Ergebnisse einer Umfrage des Berliner Arbeitslosenzentrums

03.07.2009 – Presseinformation des Berliner Arbeitslosenzentrums

Die Zeiten für Hartz-IV-Empfänger am Berliner Wohnungsmarkt werden schwerer. Das ist die Schlussfolgerung aus einer Umfrage, die das Berliner Arbeitslosenzentrum evangelischer Kirchenkreise (BALZ) vor den Jobcentern der Hauptstadt durchführte. Befragt wurden 565 Berlinerinnen und Berliner, die eine mobile Beratung der Wohlfahrtsverbände aufsuchten, zu ihren Erfahrungen mit der Übernahme der Wohnkosten durch die Sozialverwaltung. Die Auswertung zeigt, dass fast vier von zehn Beziehern von Arbeitslosengeld II in Berlin in Wohnungen leben, die aus Sicht der Jobcenter zu teuer sind. Die Folge ist, dass das Amt bei mehr als 30 Prozent der befragten Leistungsberechtigten nicht mehr die vollständigen Kosten der Wohnung übernimmt. Jeder Zweite in der betreffenden Personengruppe finanziert den Fehlbetrag aus seiner Hartz-IV-Leistung und rutscht so unter das staatlich zugesicherte Existenzminimum. Gleichzeitig legt die Behörde Umzugswilligen erhebliche Hemmnisse in den Weg.

Hohe Zufriedenheit mit der Wohnung

Berlins Hartz-IV-Empfänger sind überwiegend zufrieden mit ihrer Wohnsituation. Lediglich 15 Prozent der Befragten geben in der Umfrage an, mit ihrer Wohnung „unzufrieden bis sehr unzufrieden“ zu sein. Drei von vier dagegen sind mindestens „eher zufrieden“. Folgerichtig will auch eine deutliche Mehrheit von 60 Prozent nicht aus der Wohnung ausziehen und das Wohnumfeld mit seinen Sozialkontakten verlassen.

39,3 Prozent der Hartz-IV-Haushalte zahlen Mieten, die aus Sicht der Jobcenter zu hoch sind

Die Jobcenter erstatten bedürftigen Arbeitsuchenden und ihren Angehörigen die Kosten für Unterkunft und Heizung, soweit sie angemessen sind.
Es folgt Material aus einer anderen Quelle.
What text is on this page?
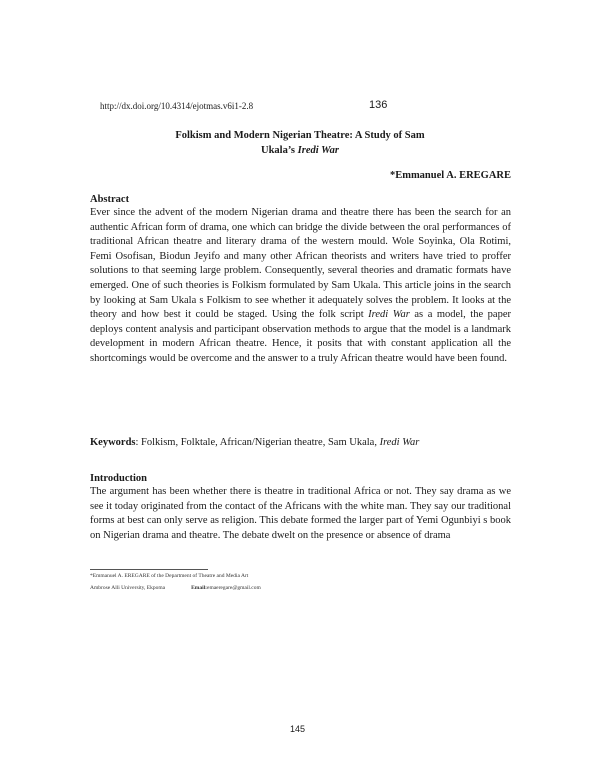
http://dx.doi.org/10.4314/ejotmas.v6i1-2.8	136
Folkism and Modern Nigerian Theatre: A Study of Sam
Ukala’s Iredi War
*Emmanuel A. EREGARE
Abstract
Ever since the advent of the modern Nigerian drama and theatre there has been the search for an authentic African form of drama, one which can bridge the divide between the oral performances of traditional African theatre and literary drama of the western mould. Wole Soyinka, Ola Rotimi, Femi Osofisan, Biodun Jeyifo and many other African theorists and writers have tried to proffer solutions to that seeming large problem. Consequently, several theories and dramatic formats have emerged. One of such theories is Folkism formulated by Sam Ukala. This article joins in the search by looking at Sam Ukala s Folkism to see whether it adequately solves the problem. It looks at the theory and how best it could be staged. Using the folk script Iredi War as a model, the paper deploys content analysis and participant observation methods to argue that the model is a landmark development in modern African theatre. Hence, it posits that with constant application all the shortcomings would be overcome and the answer to a truly African theatre would have been found.
Keywords: Folkism, Folktale, African/Nigerian theatre, Sam Ukala, Iredi War
Introduction
The argument has been whether there is theatre in traditional Africa or not. They say drama as we see it today originated from the contact of the Africans with the white man. They say our traditional forms at best can only serve as religion. This debate formed the larger part of Yemi Ogunbiyi s book on Nigerian drama and theatre. The debate dwelt on the presence or absence of drama
*Emmanuel A. EREGARE of the Department of Theatre and Media Art
Ambrose Alli University, Ekpoma	Email:emaeregare@gmail.com
145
Was als „angemessen“ gilt, regeln in Berlin die „Ausführungsvorschriften Wohnen“ des Senats, kurz: AV-Wohnen. Danach wird bei einem Single-Haushalt eine Warmmiete von bis zu 378 Euro als angemessen eingestuft. Für Zwei- und Drei-Personen-Haushalte liegen die Richtwerte bei 444 und 542 Euro. 619 Euro gelten als Grenze für eine vierköpfige Familie. Warmmieten, die über den in den Vorschriften festgelegten Grenzwerten liegen, werden nur in besonders begründeten Fällen übernommen.

Wie hoch der Anteil unangemessener Wohnkosten ist, vermögen die Ämter nicht zu sagen. „Die Kosten für die Unterkunft werden zwar von den Jobcentern erhoben, ihr EDV-System ist aber offenbar nicht in der Lage, die Daten entsprechend aufzubereiten. Deshalb hatten wir uns entschlossen, eine eigene Erhebung zu machen“, so Frank Steger vom Vorstand des Arbeitslosenzentrums.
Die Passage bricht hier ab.